As was their family dynamic. Ali handled it all, including the fielding of offers for Dad’s house.
“I’ve got three offers on the table. Two cash and one financed, but the financed offer sweetened the deal by adding ten grand over asking.”
“Oh, yeah, go with that one,” Blair said.
“I agree,” Faye chimed in as well.
Three to zip. Sell to the highest bidder.
There was no hurry, but there was also no hold-up. Bruce Kelly, the working man, had paid his mortgage years ago. He’d lived frugally. He’d saved.
He’d died with three hundred thousand dollars after all was liquidated to split among his three girls.
“We’re heiresses!” Faye joked.
“Sure, yeah, well, we need to be smart. You need to be smart.” Ali pointed to Blair, who tended to buy the first thing thatstruck her fancy. As evidenced by the mirror workout thing she’d bought that was in her Cinci apartment collecting dust.
“Oh, come on, just one dumb thing.”
Cinci could be expensive. At least this money would put Ali’s mind at ease about her baby sister. She’d be able to pay rent for a few months! Maybe even a whole year. But while it was great, a windfall for sure, it wasn’t quit your job money. Which, of course, she’d done, regardless of Bruce Kelly’s last will and testament.

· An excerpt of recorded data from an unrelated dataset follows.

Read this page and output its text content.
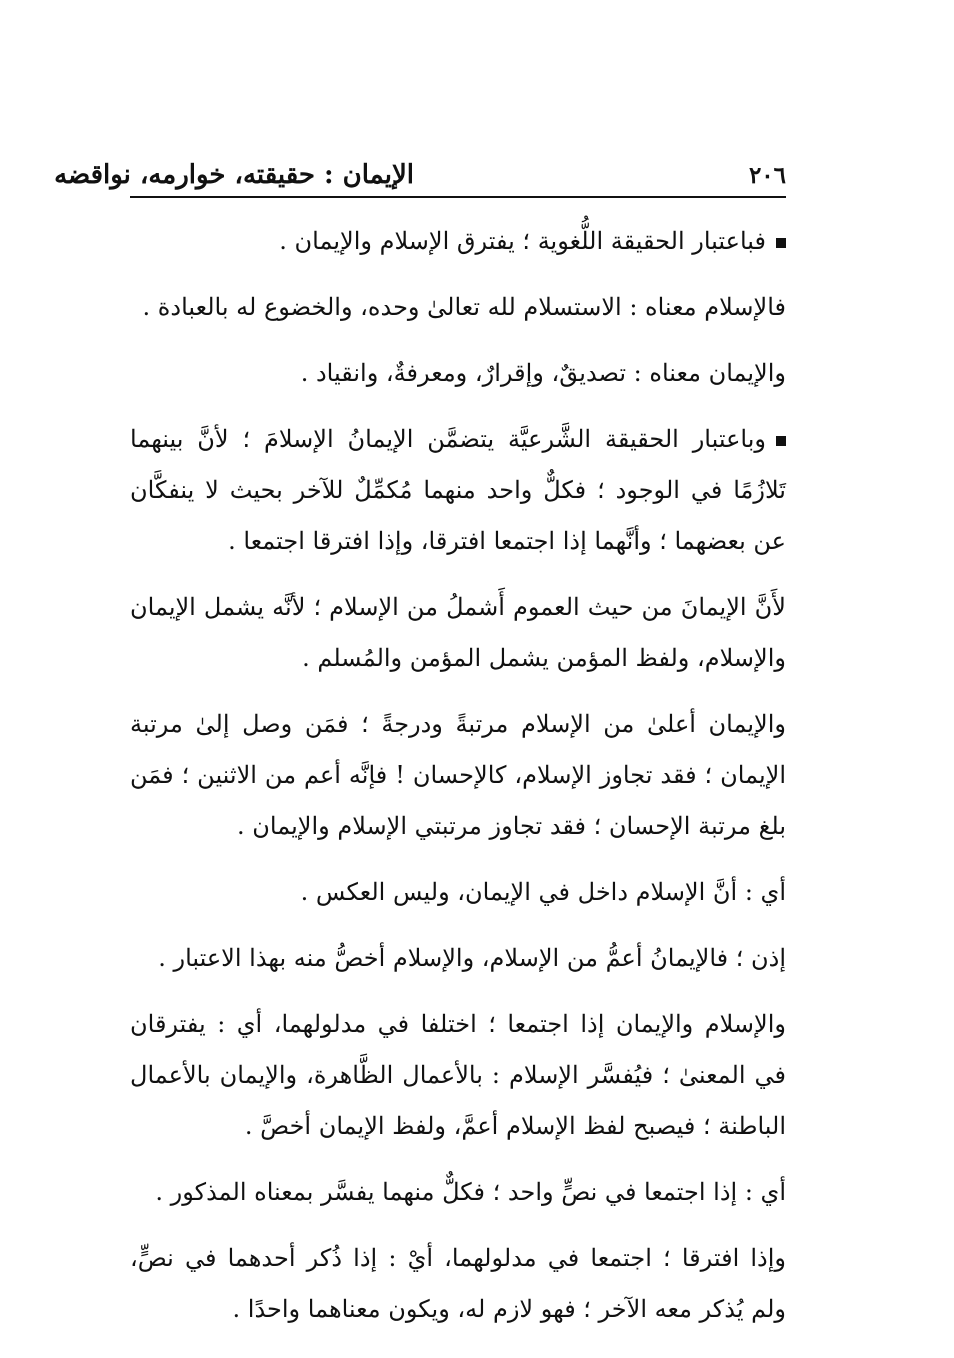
الإيمان : حقيقته، خوارمه، نواقضه	٢٠٦

فباعتبار الحقيقة اللُّغوية ؛ يفترق الإسلام والإيمان .

فالإسلام معناه : الاستسلام لله تعالىٰ وحده، والخضوع له بالعبادة .

والإيمان معناه : تصديقٌ، وإقرارٌ، ومعرفةٌ، وانقياد .

وباعتبار الحقيقة الشَّرعيَّة يتضمَّن الإيمانُ الإسلامَ ؛ لأنَّ بينهما تَلازُمًا في الوجود ؛ فكلٌّ واحد منهما مُكمِّلٌ للآخر بحيث لا ينفكَّان عن بعضهما ؛ وأنَّهما إذا اجتمعا افترقا، وإذا افترقا اجتمعا .

لأَنَّ الإيمانَ من حيث العموم أَشملُ من الإسلام ؛ لأنَّه يشمل الإيمان والإسلام، ولفظ المؤمن يشمل المؤمن والمُسلم .

والإيمان أعلىٰ من الإسلام مرتبةً ودرجةً ؛ فمَن وصل إلىٰ مرتبة الإيمان ؛ فقد تجاوز الإسلام، كالإحسان ! فإنَّه أعم من الاثنين ؛ فمَن بلغ مرتبة الإحسان ؛ فقد تجاوز مرتبتي الإسلام والإيمان .

أي : أنَّ الإسلام داخل في الإيمان، وليس العكس .

إذن ؛ فالإيمانُ أعمُّ من الإسلام، والإسلام أخصُّ منه بهذا الاعتبار .

والإسلام والإيمان إذا اجتمعا ؛ اختلفا في مدلولهما، أي : يفترقان في المعنىٰ ؛ فيُفسَّر الإسلام : بالأعمال الظَّاهرة، والإيمان بالأعمال الباطنة ؛ فيصبح لفظ الإسلام أعمَّ، ولفظ الإيمان أخصَّ .

أي : إذا اجتمعا في نصٍّ واحد ؛ فكلٌّ منهما يفسَّر بمعناه المذكور .

وإذا افترقا ؛ اجتمعا في مدلولهما، أيْ : إذا ذُكر أحدهما في نصٍّ، ولم يُذكر معه الآخر ؛ فهو لازم له، ويكون معناهما واحدًا .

Faye threatened to buy a Harley, but in truth, she was just as frugal as Dad. Her weakness was plants. She’d buy every annual at the Toledo Flower Market Sale and then some.

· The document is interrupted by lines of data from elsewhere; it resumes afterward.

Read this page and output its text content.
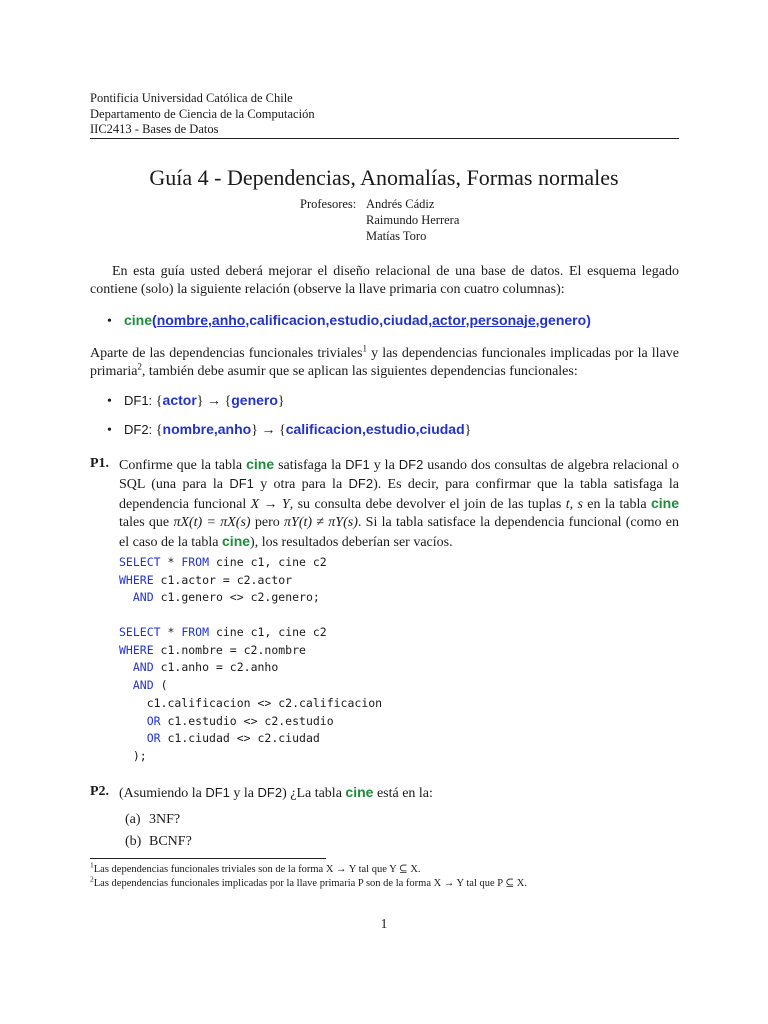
Pontificia Universidad Católica de Chile
Departamento de Ciencia de la Computación
IIC2413 - Bases de Datos
Guía 4 - Dependencias, Anomalías, Formas normales
Profesores: Andrés Cádiz
Raimundo Herrera
Matías Toro
En esta guía usted deberá mejorar el diseño relacional de una base de datos. El esquema legado contiene (solo) la siguiente relación (observe la llave primaria con cuatro columnas):
• cine(nombre,anho,calificacion,estudio,ciudad,actor,personaje,genero)
Aparte de las dependencias funcionales triviales$^1$ y las dependencias funcionales implicadas por la llave primaria$^2$, también debe asumir que se aplican las siguientes dependencias funcionales:
• DF1: {actor} → {genero}
• DF2: {nombre,anho} → {calificacion,estudio,ciudad}
P1. Confirme que la tabla cine satisfaga la DF1 y la DF2 usando dos consultas de algebra relacional o SQL (una para la DF1 y otra para la DF2). Es decir, para confirmar que la tabla satisfaga la dependencia funcional X → Y, su consulta debe devolver el join de las tuplas t, s en la tabla cine tales que πX(t) = πX(s) pero πY(t) ≠ πY(s). Si la tabla satisface la dependencia funcional (como en el caso de la tabla cine), los resultados deberían ser vacíos.
SELECT * FROM cine c1, cine c2
WHERE c1.actor = c2.actor
AND c1.genero <> c2.genero;
SELECT * FROM cine c1, cine c2
WHERE c1.nombre = c2.nombre
AND c1.anho = c2.anho
AND (
c1.calificacion <> c2.calificacion
OR c1.estudio <> c2.estudio
OR c1.ciudad <> c2.ciudad
);
P2. (Asumiendo la DF1 y la DF2) ¿La tabla cine está en la:
(a) 3NF?
(b) BCNF?
$^1$Las dependencias funcionales triviales son de la forma X → Y tal que Y ⊆ X.
$^2$Las dependencias funcionales implicadas por la llave primaria P son de la forma X → Y tal que P ⊆ X.
1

What was Ali’s weakness? Not having a dream? Not having any idea how to splurge? She’d been so careful. All this time. She hadn’t cultivated the muscle required to kick up her heels.
But thanks to Dad, she did have some time—not a lot of time, but some. She didn’t have to replace her income from Frogtown immediately.
But she would have to find a place to live. Soon.
In the meantime, she had two weeks to clear out fifty years at Densmore. So that was her focus. Cleaning out the old family home.
She could do that. She was organized, methodical, and knew every contractor in Toledo. She knew exactly how to move, ship, dispose of, and repair stuff if needed.
Instead of overthinking her career, her marriage, and her midlife malaise, she handled things at the house.
One room at a time.
Bruce Kelly was neat and tidy and non-sentimental, which made going room by room mostly painless.
The death of their father had Ali thinking about their mother, Joetta Kelly. She was young, so very young, when she became a mother, and too young to die.
Bruce hadn’t let his girls indulge in maudlin emotions. That they were motherless wasn’t his fault. He expected them to all get on with it.
But now, as she worked through the grief of his death, she couldn’t quite get on with her mother’s death even though it had been a lifetime.
Ali was nine years old when she was drafted into service as the person who took care of food, pigtails, and Christmas gifts for the Kelly Sisters. Faye was seven and said she remembered their mom in bits. Blair was a toddler when it happened, so the memories weren’t really memories. They were stories that Faye and Ali told Blair about having a mom.
Were they together now, Bruce and Joetta? She didn’t know if that sounded like a happy ending or not. What she remembered of her mother and father together was fraught. They argued, they screamed.
Well, maybe they had that happily ever after somewhere, if not here.
Remembering the brief time she shared this Earth with both parents was connected to shouting from Bruce and tears from her pretty little mother.
As Ali pressed on and packed the house, she didn’t find one article of clothing or memento of her mother. Her father had excised it all after the car accident that claimed their mother.
Once, when she asked to visit their mother’s burial site, Bruce explained she’d been cremated, and the ashes were at the lake. He’d taken his wife to the lake once or twice, and she’d liked it. “She liked being on a beach.” He had said, offering a tiny morsel of memory to a daughter starving for more details.
By the time Ali made her way to cleaning out Bruce’s workshop in the garage, the house was pretty well buttoned up. The garage workshop was the last of the things to sort through.